Mother Nature waited until almost the end of the year to bring the city its top story of 2009 — the flood that drenched businesses in Brewton and East Brewton and caused widespread damage throughout the county.
Business owners are still cleaning up from the flooding, which began in the early morning hours of Dec. 15, and damage has been estimated at more than $5 million across the county.
The Small Business Administration is still working on an assessment of the damage, emergency management Director David Adams said Tuesday.
The economy, crime and court stories and local personalities also dominated the headlines in 2009.
In June, Winn Dixie closed its doors in Brewton. Store officials cited an increase in rent as the cause for the closure, but most Brewton residents blamed the economy and the opening of a new Walmart Supercenter for the loss of the store.
The jobless rate in Escambia County steadily went down as area employers shed some jobs and several plants in nearby counties closed their doors. By December, there was a bit of light at the end of the tunnel as the jobless rate slightly improved both in the county and in the state.
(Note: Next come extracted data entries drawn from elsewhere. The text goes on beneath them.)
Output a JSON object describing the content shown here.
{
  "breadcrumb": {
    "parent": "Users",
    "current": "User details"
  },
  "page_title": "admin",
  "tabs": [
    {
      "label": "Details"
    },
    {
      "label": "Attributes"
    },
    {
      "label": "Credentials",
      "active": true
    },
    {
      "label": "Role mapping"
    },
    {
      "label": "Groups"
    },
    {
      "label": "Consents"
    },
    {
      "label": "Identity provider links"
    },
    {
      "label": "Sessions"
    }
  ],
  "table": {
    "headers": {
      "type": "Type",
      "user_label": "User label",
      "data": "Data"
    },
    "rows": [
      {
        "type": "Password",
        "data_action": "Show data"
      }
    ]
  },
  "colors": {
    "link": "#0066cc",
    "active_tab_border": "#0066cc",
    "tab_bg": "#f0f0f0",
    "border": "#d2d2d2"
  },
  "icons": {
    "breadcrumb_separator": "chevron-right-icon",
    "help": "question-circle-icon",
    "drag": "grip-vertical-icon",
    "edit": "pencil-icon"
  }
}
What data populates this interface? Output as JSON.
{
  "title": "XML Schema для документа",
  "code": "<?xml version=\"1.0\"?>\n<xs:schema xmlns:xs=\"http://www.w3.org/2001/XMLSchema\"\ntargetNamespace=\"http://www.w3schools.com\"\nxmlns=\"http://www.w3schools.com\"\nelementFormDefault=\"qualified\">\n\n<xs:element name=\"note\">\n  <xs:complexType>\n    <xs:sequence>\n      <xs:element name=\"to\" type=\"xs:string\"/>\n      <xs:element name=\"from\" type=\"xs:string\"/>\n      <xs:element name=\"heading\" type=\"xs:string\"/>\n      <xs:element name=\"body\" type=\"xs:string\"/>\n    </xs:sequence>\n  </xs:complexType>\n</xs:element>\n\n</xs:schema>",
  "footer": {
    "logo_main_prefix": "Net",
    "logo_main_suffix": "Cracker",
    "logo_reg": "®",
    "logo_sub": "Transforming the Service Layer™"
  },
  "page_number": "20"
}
But throughout the year, local pharmacist Danny Cottrell and others continued to encourage residents to shop at home and keep their dollars in Brewton (see box).
The past year is also likely to be remembered for the teachers who gained notoriety outside the classroom rather than in it.
Teachers in Brewton and Escambia County were arrested over the past year in cases that involved drug and abuse charges.
While the headlines did cause a lot of talk, Brewton City Schools Superintendent Lynn Smith said earlier this year he did not mind the publicity.
Among the cases involving local educators:
The teachers were not the only newsmakers who found themselves in legal trouble over the past year.
In July, Brewton native Donnie Stallworth turned himself in to Escambia County authorities on charges he was involved in a much-publicized double murder near Pensacola, Fla. Stallworth remains in jail, along with several co-defendants, on charges he was involved in the shooting deaths of Byrd and Melanie Billings, a Beulah, Fla., couple known for their adoption of several children with special needs. Prosecutors are seeking the death penalty.
The penalty was a mere citation, but a truck driver got much more than he bargained for in April when he apparently tried to beat a train across the tracks and instead dumped his load of logs through the front window of First Exchange Bank in downtown Brewton. No one was injured in the incident, and the bank quickly reopened and has since fixed the damage.
The incident also prompted the city and Alabama Department of Transportation to revisit the possibility of a train traffic signal at that intersection, and one is scheduled to be installed soon.